Malika Rahal. De Fransen in Algerije, die 10% van de totale bevolking uitmaken, verlaten massaal het land. Alleen al in 1962 vetrekken 650.000 mensen. Plotseling zijn hele wijken verlaten, bedrijven ontdaan van hun werknemers en leidinggevenden, administraties en openbare diensten ontvolkt. Dit zijn voor de Algerijnen kansen die eerder niet bestonden. Er zijn bijvoorbeeld duizenden woningen die leeg komen te staan. In 1963 worden ze eigendom van de staat, die zo de grootste vastgoedeigenaar van het land wordt en daarmee zeer machtig. Decennialang betalen de bewoners van deze woningen een zeer lage huur aan de staat. Doordat deze woningen weer bewoond worden, krijgen steden en buurten een zeer grote sociale mix. De verordeningen inzake leegstand zijn ook van toepassing op fabrieken, landbouwbedrijven en grote koloniale boerderijen. De relatie met privé-eigendom en de manier waarop industriële en landbouwbedrijven worden beheerd, wordt op zijn kop gezet. Het is zeer zeldzaam in de geschiedenis van een land om zo'n diepgaande en snelle verandering te zien. Rusland bijvoorbeeld moest ten tijde van de revolutie van 1917 de grote landheren onder dwang onteigenen om een landhervorming tot stand te kunnen brengen. In Algerije echter brengt het vertrek van een groot aantal eigenaars de nieuwe staat automatisch in een positie om dergelijke transformaties door te voeren.

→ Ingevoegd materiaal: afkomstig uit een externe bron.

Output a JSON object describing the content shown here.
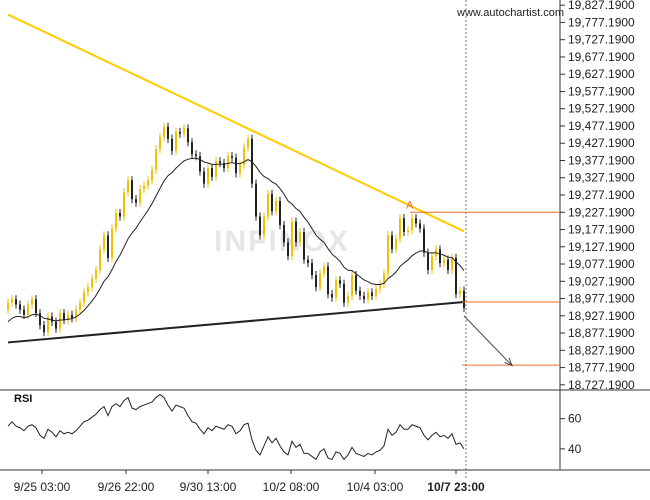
{
  "watermark": {
    "site": "www.autochartist.com",
    "brand": "INFINOX"
  },
  "colors": {
    "resistance": "#ffcc00",
    "support": "#222222",
    "bull_candle": "#f2c200",
    "bear_candle": "#222222",
    "moving_average": "#222222",
    "projection": "#444444",
    "level_marker": "#f06a2a",
    "rsi_line": "#222222",
    "dashed_marker": "#777777"
  },
  "chart_data": [
    {
      "type": "candlestick",
      "title": "",
      "xlabel": "",
      "ylabel": "",
      "x_tick_labels": [
        "9/25 03:00",
        "9/26 22:00",
        "9/30 13:00",
        "10/2 08:00",
        "10/4 03:00",
        "10/7 23:00"
      ],
      "y_ticks": [
        "19,827.1900",
        "19,777.1900",
        "19,727.1900",
        "19,677.1900",
        "19,627.1900",
        "19,577.1900",
        "19,527.1900",
        "19,477.1900",
        "19,427.1900",
        "19,377.1900",
        "19,327.1900",
        "19,277.1900",
        "19,227.1900",
        "19,177.1900",
        "19,127.1900",
        "19,077.1900",
        "19,027.1900",
        "18,977.1900",
        "18,927.1900",
        "18,877.1900",
        "18,827.1900",
        "18,777.1900",
        "18,727.1900"
      ],
      "ylim": [
        18712.19,
        19842.19
      ],
      "grid": false,
      "close_values": [
        18965,
        18975,
        18960,
        18945,
        18930,
        18960,
        18975,
        18935,
        18900,
        18880,
        18925,
        18910,
        18890,
        18935,
        18915,
        18930,
        18920,
        18945,
        18965,
        18995,
        19010,
        19035,
        19060,
        19120,
        19160,
        19095,
        19180,
        19225,
        19215,
        19285,
        19320,
        19265,
        19255,
        19295,
        19305,
        19320,
        19350,
        19410,
        19445,
        19475,
        19440,
        19405,
        19460,
        19455,
        19470,
        19430,
        19395,
        19390,
        19345,
        19310,
        19355,
        19330,
        19375,
        19370,
        19355,
        19390,
        19385,
        19340,
        19365,
        19415,
        19440,
        19310,
        19215,
        19160,
        19215,
        19280,
        19230,
        19260,
        19190,
        19140,
        19100,
        19200,
        19140,
        19170,
        19090,
        19080,
        19045,
        19010,
        19050,
        19070,
        18990,
        18980,
        19030,
        19020,
        18965,
        18985,
        19045,
        19000,
        18985,
        18975,
        18995,
        18985,
        19005,
        19020,
        19050,
        19160,
        19120,
        19150,
        19210,
        19170,
        19175,
        19210,
        19195,
        19180,
        19110,
        19060,
        19100,
        19120,
        19080,
        19090,
        19060,
        19095,
        18990,
        19000,
        18950
      ],
      "moving_average": [
        18910,
        18920,
        18925,
        18925,
        18922,
        18924,
        18930,
        18932,
        18928,
        18920,
        18918,
        18915,
        18912,
        18915,
        18915,
        18917,
        18919,
        18924,
        18932,
        18943,
        18956,
        18970,
        18986,
        19006,
        19027,
        19040,
        19061,
        19084,
        19103,
        19126,
        19150,
        19167,
        19181,
        19199,
        19216,
        19233,
        19252,
        19274,
        19296,
        19318,
        19333,
        19342,
        19355,
        19366,
        19376,
        19381,
        19383,
        19384,
        19380,
        19373,
        19370,
        19366,
        19366,
        19367,
        19366,
        19369,
        19371,
        19368,
        19368,
        19373,
        19380,
        19373,
        19360,
        19343,
        19331,
        19325,
        19315,
        19309,
        19296,
        19280,
        19260,
        19251,
        19238,
        19230,
        19213,
        19198,
        19180,
        19161,
        19149,
        19140,
        19122,
        19106,
        19096,
        19085,
        19068,
        19059,
        19058,
        19049,
        19040,
        19031,
        19026,
        19020,
        19018,
        19018,
        19021,
        19035,
        19043,
        19054,
        19070,
        19080,
        19089,
        19101,
        19109,
        19115,
        19115,
        19110,
        19109,
        19110,
        19106,
        19103,
        19097,
        19096,
        19083,
        19073,
        19058
      ],
      "pattern": {
        "resistance": [
          {
            "x": 0,
            "y": 19800
          },
          {
            "x": 114,
            "y": 19172
          }
        ],
        "support": [
          {
            "x": 0,
            "y": 18850
          },
          {
            "x": 114,
            "y": 18967
          }
        ],
        "forecast": [
          {
            "x": 114,
            "y": 18927
          },
          {
            "x": 126,
            "y": 18783
          }
        ],
        "levels": [
          19227.19,
          18967.19,
          18784.19
        ],
        "point_label": "A"
      }
    },
    {
      "type": "line",
      "title": "RSI",
      "y_ticks": [
        "60",
        "40"
      ],
      "ylim": [
        26,
        79
      ],
      "values": [
        55,
        58,
        55,
        54,
        52,
        55,
        56,
        54,
        49,
        47,
        53,
        51,
        48,
        52,
        50,
        51,
        50,
        52,
        55,
        58,
        59,
        61,
        63,
        66,
        68,
        62,
        68,
        70,
        68,
        72,
        74,
        67,
        66,
        68,
        69,
        70,
        71,
        74,
        76,
        74,
        69,
        65,
        69,
        68,
        67,
        62,
        58,
        57,
        53,
        50,
        54,
        52,
        55,
        54,
        53,
        56,
        55,
        50,
        52,
        56,
        57,
        46,
        39,
        36,
        42,
        48,
        44,
        47,
        42,
        38,
        36,
        45,
        41,
        43,
        37,
        37,
        35,
        33,
        38,
        40,
        34,
        33,
        38,
        37,
        33,
        36,
        41,
        37,
        36,
        35,
        37,
        36,
        38,
        39,
        42,
        53,
        49,
        51,
        56,
        53,
        53,
        56,
        55,
        54,
        49,
        46,
        49,
        51,
        48,
        49,
        47,
        50,
        43,
        44,
        40
      ]
    }
  ]
}
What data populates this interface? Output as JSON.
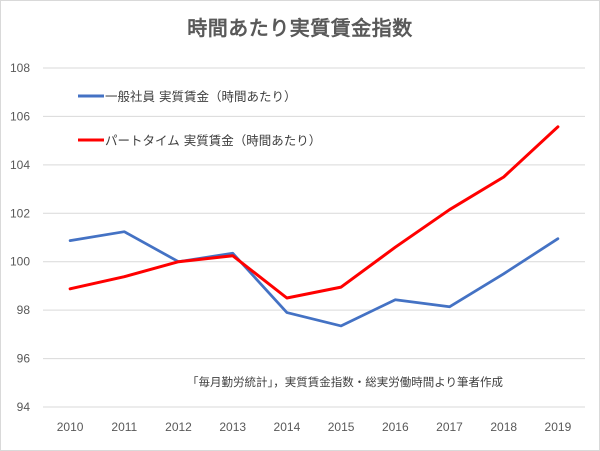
{
  "chart_data": {
    "type": "line",
    "title": "時間あたり実質賃金指数",
    "xlabel": "",
    "ylabel": "",
    "categories": [
      "2010",
      "2011",
      "2012",
      "2013",
      "2014",
      "2015",
      "2016",
      "2017",
      "2018",
      "2019"
    ],
    "ylim": [
      94,
      108
    ],
    "yticks": [
      "94",
      "96",
      "98",
      "100",
      "102",
      "104",
      "106",
      "108"
    ],
    "grid": true,
    "legend_position": "top-left",
    "series": [
      {
        "name": "一般社員 実質賃金（時間あたり）",
        "color": "#4472c4",
        "values": [
          100.87,
          101.24,
          100.0,
          100.35,
          97.9,
          97.35,
          98.43,
          98.14,
          99.5,
          100.95
        ]
      },
      {
        "name": "パートタイム 実質賃金（時間あたり）",
        "color": "#ff0000",
        "values": [
          98.88,
          99.38,
          100.0,
          100.25,
          98.5,
          98.95,
          100.6,
          102.15,
          103.5,
          105.57
        ]
      }
    ],
    "annotation": "「毎月勤労統計」，実質賃金指数・総実労働時間より筆者作成"
  },
  "colors": {
    "grid": "#d9d9d9",
    "text": "#595959",
    "border": "#d9d9d9"
  }
}
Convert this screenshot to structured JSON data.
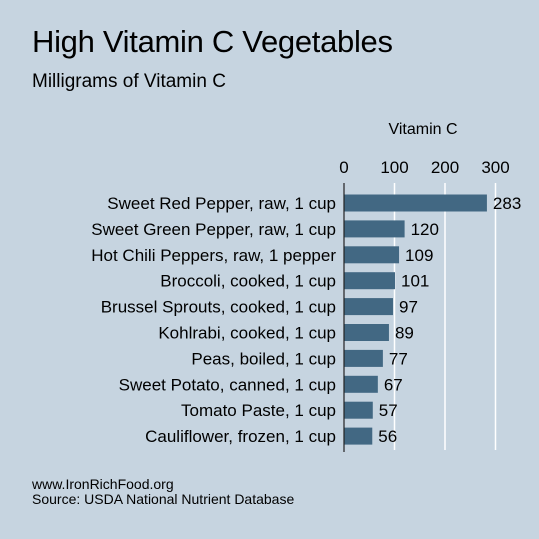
{
  "header": {
    "title": "High Vitamin C Vegetables",
    "subtitle": "Milligrams of Vitamin C"
  },
  "footer": {
    "url": "www.IronRichFood.org",
    "source": "Source: USDA National Nutrient Database"
  },
  "colors": {
    "background": "#c6d4e0",
    "bar": "#426883",
    "gridline": "#ffffff"
  },
  "chart_data": {
    "type": "bar",
    "orientation": "horizontal",
    "title": "High Vitamin C Vegetables",
    "subtitle": "Milligrams of Vitamin C",
    "xlabel": "Vitamin C",
    "ylabel": "",
    "xlim": [
      0,
      300
    ],
    "xticks": [
      0,
      100,
      200,
      300
    ],
    "axis_position": "top",
    "grid": true,
    "legend": "none",
    "categories": [
      "Sweet Red Pepper, raw, 1 cup",
      "Sweet Green Pepper, raw, 1 cup",
      "Hot Chili Peppers, raw, 1 pepper",
      "Broccoli, cooked, 1 cup",
      "Brussel Sprouts, cooked, 1 cup",
      "Kohlrabi, cooked, 1 cup",
      "Peas, boiled, 1 cup",
      "Sweet Potato, canned, 1 cup",
      "Tomato Paste, 1 cup",
      "Cauliflower, frozen, 1 cup"
    ],
    "values": [
      283,
      120,
      109,
      101,
      97,
      89,
      77,
      67,
      57,
      56
    ]
  }
}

Tot op de dag van vandaag wordt gediscussieerd over de vraag of de succesvolle strijd voor de Algerijnse onafhankelijkheid revolutionair van aard was of niet. Maar wat is een revolutie anders dan een snelle verandering, die de grondslagen van een staat en een samenleving - bijvoorbeeld eigendomsrechten, productiewijzen, sociale of economische verhoudingen - ingrijpend wijzigt? Gezien vanuit het jaar 1962 bestaat er geen enkele twijfel dat de Algerijnse onafhankelijkheid een revolutie is.

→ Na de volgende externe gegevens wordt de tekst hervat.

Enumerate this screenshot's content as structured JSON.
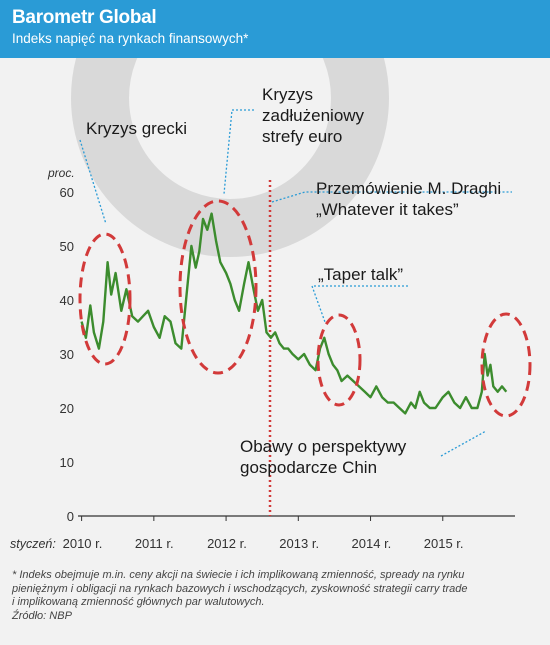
{
  "header": {
    "title": "Barometr Global",
    "subtitle": "Indeks napięć na rynkach finansowych*"
  },
  "chart_data": {
    "type": "line",
    "ylabel": "proc.",
    "ylim": [
      0,
      60
    ],
    "yticks": [
      0,
      10,
      20,
      30,
      40,
      50,
      60
    ],
    "x_prefix": "styczeń:",
    "x_ticks": [
      "2010 r.",
      "2011 r.",
      "2012 r.",
      "2013 r.",
      "2014 r.",
      "2015 r."
    ],
    "xlim": [
      2009.95,
      2016.0
    ],
    "grid": false,
    "color": "#3c8c2e",
    "series": [
      {
        "x": [
          2010.0,
          2010.06,
          2010.12,
          2010.17,
          2010.24,
          2010.3,
          2010.36,
          2010.41,
          2010.47,
          2010.55,
          2010.62,
          2010.7,
          2010.78,
          2010.85,
          2010.92,
          2011.0,
          2011.08,
          2011.15,
          2011.23,
          2011.3,
          2011.38,
          2011.46,
          2011.52,
          2011.58,
          2011.63,
          2011.68,
          2011.74,
          2011.8,
          2011.86,
          2011.92,
          2012.0,
          2012.06,
          2012.12,
          2012.18,
          2012.25,
          2012.31,
          2012.38,
          2012.44,
          2012.5,
          2012.56,
          2012.62,
          2012.68,
          2012.74,
          2012.8,
          2012.86,
          2012.92,
          2013.0,
          2013.08,
          2013.16,
          2013.24,
          2013.3,
          2013.36,
          2013.42,
          2013.48,
          2013.54,
          2013.6,
          2013.68,
          2013.76,
          2013.84,
          2013.92,
          2014.0,
          2014.08,
          2014.16,
          2014.24,
          2014.32,
          2014.4,
          2014.48,
          2014.56,
          2014.62,
          2014.68,
          2014.74,
          2014.82,
          2014.9,
          2015.0,
          2015.08,
          2015.16,
          2015.24,
          2015.32,
          2015.4,
          2015.48,
          2015.54,
          2015.58,
          2015.62,
          2015.66,
          2015.7,
          2015.76,
          2015.82,
          2015.88
        ],
        "y": [
          36,
          33,
          39,
          34,
          31,
          36,
          47,
          41,
          45,
          38,
          42,
          37,
          36,
          37,
          38,
          35,
          33,
          37,
          36,
          32,
          31,
          42,
          50,
          46,
          49,
          55,
          53,
          56,
          51,
          47,
          45,
          43,
          40,
          38,
          43,
          47,
          42,
          38,
          40,
          34,
          33,
          34,
          32,
          31,
          31,
          30,
          29,
          30,
          28,
          27,
          31,
          33,
          30,
          28,
          27,
          25,
          26,
          25,
          24,
          23,
          22,
          24,
          22,
          21,
          21,
          20,
          19,
          21,
          20,
          23,
          21,
          20,
          20,
          22,
          23,
          21,
          20,
          22,
          20,
          20,
          23,
          30,
          26,
          28,
          24,
          23,
          24,
          23
        ]
      }
    ],
    "annotations": [
      {
        "text": [
          "Kryzys grecki"
        ]
      },
      {
        "text": [
          "Kryzys",
          "zadłużeniowy",
          "strefy euro"
        ]
      },
      {
        "text": [
          "Przemówienie M. Draghi",
          "„Whatever it takes”"
        ]
      },
      {
        "text": [
          "„Taper talk”"
        ]
      },
      {
        "text": [
          "Obawy o perspektywy",
          "gospodarcze Chin"
        ]
      }
    ]
  },
  "footnote": {
    "lines": [
      "* Indeks obejmuje m.in. ceny akcji na świecie i ich implikowaną zmienność, spready na rynku",
      "pieniężnym i obligacji na rynkach bazowych i wschodzących, zyskowność strategii carry trade",
      "i implikowaną zmienność głównych par walutowych."
    ],
    "source": "Źródło: NBP"
  }
}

17 oktober 1961. De massamoord op Algerijnen, een verdoezeld staatsmisdrijf
Malika Rahal. Ik heb in elk geval een hoop plezier beleefd aan het schrijven van het boek. Het gaat over tragische en pijnlijke gebeurtenissen maar ook over enthousiasme. Er is een hoofdstuk over hoe de mensen gedichten schreven of liederen zongen over het moment van de onafhankelijkheid, over de oude hoop uit de tijd van de bezetting van het land, families die zeiden "eens zal deze situatie omslaan, eens zal deze wereld omslaan", hoop die met de onafhankelijkheid vervuld werd.

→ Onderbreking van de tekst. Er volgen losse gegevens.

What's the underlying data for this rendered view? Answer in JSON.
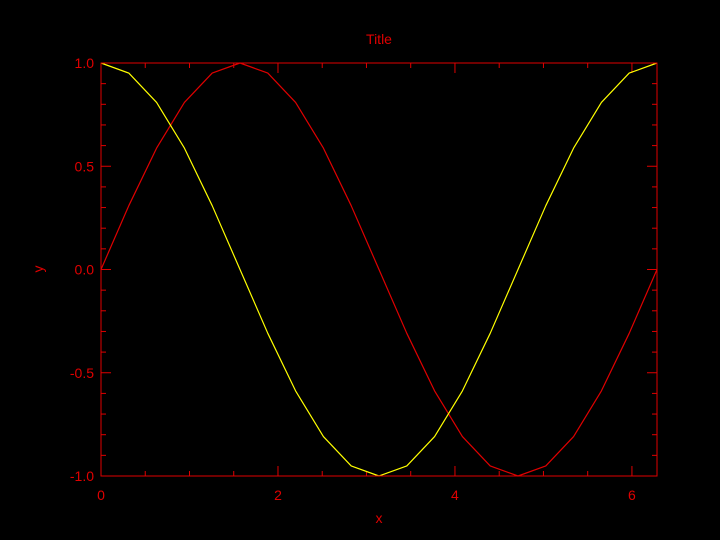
{
  "chart_data": {
    "type": "line",
    "title": "Title",
    "xlabel": "x",
    "ylabel": "y",
    "xlim": [
      0,
      6.2832
    ],
    "ylim": [
      -1.0,
      1.0
    ],
    "xticks": [
      0,
      2,
      4,
      6
    ],
    "xtick_labels": [
      "0",
      "2",
      "4",
      "6"
    ],
    "yticks": [
      -1.0,
      -0.5,
      0.0,
      0.5,
      1.0
    ],
    "ytick_labels": [
      "-1.0",
      "-0.5",
      "0.0",
      "0.5",
      "1.0"
    ],
    "grid": false,
    "legend": "none",
    "series": [
      {
        "color": "#e00000",
        "x": [
          0,
          0.3142,
          0.6283,
          0.9425,
          1.2566,
          1.5708,
          1.885,
          2.1991,
          2.5133,
          2.8274,
          3.1416,
          3.4558,
          3.7699,
          4.0841,
          4.3982,
          4.7124,
          5.0265,
          5.3407,
          5.6549,
          5.969,
          6.2832
        ],
        "y": [
          0.0,
          0.309,
          0.5878,
          0.809,
          0.9511,
          1.0,
          0.9511,
          0.809,
          0.5878,
          0.309,
          0.0,
          -0.309,
          -0.5878,
          -0.809,
          -0.9511,
          -1.0,
          -0.9511,
          -0.809,
          -0.5878,
          -0.309,
          0.0
        ]
      },
      {
        "color": "#ffff00",
        "x": [
          0,
          0.3142,
          0.6283,
          0.9425,
          1.2566,
          1.5708,
          1.885,
          2.1991,
          2.5133,
          2.8274,
          3.1416,
          3.4558,
          3.7699,
          4.0841,
          4.3982,
          4.7124,
          5.0265,
          5.3407,
          5.6549,
          5.969,
          6.2832
        ],
        "y": [
          1.0,
          0.9511,
          0.809,
          0.5878,
          0.309,
          0.0,
          -0.309,
          -0.5878,
          -0.809,
          -0.9511,
          -1.0,
          -0.9511,
          -0.809,
          -0.5878,
          -0.309,
          0.0,
          0.309,
          0.5878,
          0.809,
          0.9511,
          1.0
        ]
      }
    ],
    "colors": {
      "axis": "#e00000",
      "background": "#000000"
    }
  }
}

In 1962 kwam de ommekeer die veel mensen die alles hadden verloren zich hadden voorgesteld, waarover ze hadden gezongen. Op een dag vertelde een historica die deze gebeurtenissen had meegemaakt dat ze een beetje medelijden had met mijn generatie, omdat wij de Onafhankelijkheid niet hadden meegemaakt. Ze voegde eraan toe: "Als je één keer in je leven zo'n gebeurtenis hebt meegemaakt, kun je alles aan."